ValueError: Precomputed metric requires shape (n_queries, n_indexed)
I just wanted to bring to your attention this error message. I believe this error is a little misleading because the algorithm works for n_neighbors=15 but not n_neighbors=3. Do you know what it could be in the backend that is preventing it from working for n_neighbors=3 and throwing the shape message?
umap.__version__
0.3.7
# Shape?
print(X.shape)
(5843, 5843)
# Symmetric?
def check_symmetric(a, tol=1e-8):
return np.allclose(a, a.T, atol=tol)
print(check_symmetric(X))
True
# Nulls?
print(np.any(X.isnull()))
False
# Diagonal?
print(np.unique(np.diagonal(X.values)))
[0.]
# UMAP Precomputed
model = UMAP(n_neighbors=3, metric="precomputed")
embeddings = model.fit_transform(X)
Error
---------------------------------------------------------------------------
ValueError Traceback (most recent call last)
<ipython-input-40-44805956fe15> in <module>
18 # UMAP Precomputed
19 model = UMAP(n_neighbors=3, metric="precomputed")
---> 20 embeddings = model.fit_transform(X)
~/anaconda/envs/µ_env/lib/python3.6/site-packages/umap/umap_.py in fit_transform(self, X, y)

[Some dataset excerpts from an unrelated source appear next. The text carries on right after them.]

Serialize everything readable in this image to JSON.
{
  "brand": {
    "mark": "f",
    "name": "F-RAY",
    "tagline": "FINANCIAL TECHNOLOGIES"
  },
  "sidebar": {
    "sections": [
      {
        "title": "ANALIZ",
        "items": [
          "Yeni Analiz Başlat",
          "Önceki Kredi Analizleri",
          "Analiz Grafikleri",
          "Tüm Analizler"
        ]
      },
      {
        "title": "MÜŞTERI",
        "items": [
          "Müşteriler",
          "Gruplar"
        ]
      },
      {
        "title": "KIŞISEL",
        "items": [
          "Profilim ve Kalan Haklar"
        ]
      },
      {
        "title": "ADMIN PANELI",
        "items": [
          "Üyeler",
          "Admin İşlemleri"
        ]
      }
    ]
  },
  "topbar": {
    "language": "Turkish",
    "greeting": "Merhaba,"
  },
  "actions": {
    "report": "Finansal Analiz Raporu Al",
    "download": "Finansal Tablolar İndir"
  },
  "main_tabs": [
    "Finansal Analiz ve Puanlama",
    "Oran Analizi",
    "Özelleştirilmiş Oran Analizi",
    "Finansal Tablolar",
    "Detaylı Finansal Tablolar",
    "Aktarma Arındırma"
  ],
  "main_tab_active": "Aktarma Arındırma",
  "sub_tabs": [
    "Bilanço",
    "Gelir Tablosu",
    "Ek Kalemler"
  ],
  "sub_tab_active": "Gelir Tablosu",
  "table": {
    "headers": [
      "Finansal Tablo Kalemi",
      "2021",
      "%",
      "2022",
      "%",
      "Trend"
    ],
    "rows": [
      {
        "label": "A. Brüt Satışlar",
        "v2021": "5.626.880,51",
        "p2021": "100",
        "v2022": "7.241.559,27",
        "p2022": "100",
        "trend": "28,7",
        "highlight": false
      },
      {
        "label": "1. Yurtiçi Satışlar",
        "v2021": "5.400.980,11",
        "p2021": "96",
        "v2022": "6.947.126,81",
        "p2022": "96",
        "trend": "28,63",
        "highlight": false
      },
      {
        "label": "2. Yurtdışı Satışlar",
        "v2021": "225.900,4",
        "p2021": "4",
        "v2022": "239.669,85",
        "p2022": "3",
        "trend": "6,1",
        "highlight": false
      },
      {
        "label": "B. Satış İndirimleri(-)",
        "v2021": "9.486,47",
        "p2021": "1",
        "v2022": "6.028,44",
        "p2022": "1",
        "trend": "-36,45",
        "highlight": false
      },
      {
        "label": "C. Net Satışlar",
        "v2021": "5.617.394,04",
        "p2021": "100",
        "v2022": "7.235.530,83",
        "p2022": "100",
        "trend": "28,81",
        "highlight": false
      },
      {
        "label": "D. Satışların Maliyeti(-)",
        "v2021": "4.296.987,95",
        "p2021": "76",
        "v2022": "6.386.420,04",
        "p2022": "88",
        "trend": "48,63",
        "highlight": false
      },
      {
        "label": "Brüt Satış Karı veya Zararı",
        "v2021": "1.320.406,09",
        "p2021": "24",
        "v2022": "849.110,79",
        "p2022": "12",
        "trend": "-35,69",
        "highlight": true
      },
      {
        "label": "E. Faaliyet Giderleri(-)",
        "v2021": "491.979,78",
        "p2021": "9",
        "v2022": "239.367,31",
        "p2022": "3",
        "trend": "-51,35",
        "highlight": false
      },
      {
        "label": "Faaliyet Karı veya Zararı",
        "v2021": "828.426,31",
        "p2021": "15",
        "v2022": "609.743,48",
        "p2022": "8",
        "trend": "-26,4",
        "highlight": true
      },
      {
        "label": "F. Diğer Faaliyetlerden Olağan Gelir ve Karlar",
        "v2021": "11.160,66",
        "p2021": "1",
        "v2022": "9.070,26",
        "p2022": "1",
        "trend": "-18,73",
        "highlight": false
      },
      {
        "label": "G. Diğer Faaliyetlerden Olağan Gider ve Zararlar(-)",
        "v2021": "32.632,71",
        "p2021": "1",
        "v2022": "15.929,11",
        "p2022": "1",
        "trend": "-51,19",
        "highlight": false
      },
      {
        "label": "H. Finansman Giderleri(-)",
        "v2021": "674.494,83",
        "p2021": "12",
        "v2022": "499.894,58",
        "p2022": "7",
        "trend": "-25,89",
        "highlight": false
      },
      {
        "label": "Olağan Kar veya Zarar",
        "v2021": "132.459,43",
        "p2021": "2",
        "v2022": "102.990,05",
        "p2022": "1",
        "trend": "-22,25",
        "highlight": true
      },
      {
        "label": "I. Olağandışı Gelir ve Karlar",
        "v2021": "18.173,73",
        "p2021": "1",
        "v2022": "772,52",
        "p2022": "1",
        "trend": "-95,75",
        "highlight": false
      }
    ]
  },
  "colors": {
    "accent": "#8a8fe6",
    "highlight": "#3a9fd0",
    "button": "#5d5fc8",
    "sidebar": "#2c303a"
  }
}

1564 Embedding of the training data in low-dimensional space.
1565 """
-> 1566 self.fit(X, y)
1567 return self.embedding_
1568
~/anaconda/envs/µ_env/lib/python3.6/site-packages/umap/umap_.py in fit(self, X, y)
1536 self.metric,
1537 self._metric_kwds,
-> 1538 self.verbose,
1539 )
1540
~/anaconda/envs/µ_env/lib/python3.6/site-packages/umap/umap_.py in simplicial_set_embedding(data, graph, n_components, initial_alpha, a, b, gamma, negative_sample_rate, n_epochs, init, random_state, metric, metric_kwds, verbose)
941 random_state,
942 metric=metric,
--> 943 metric_kwds=metric_kwds,
944 )
945 expansion = 10.0 / initialisation.max()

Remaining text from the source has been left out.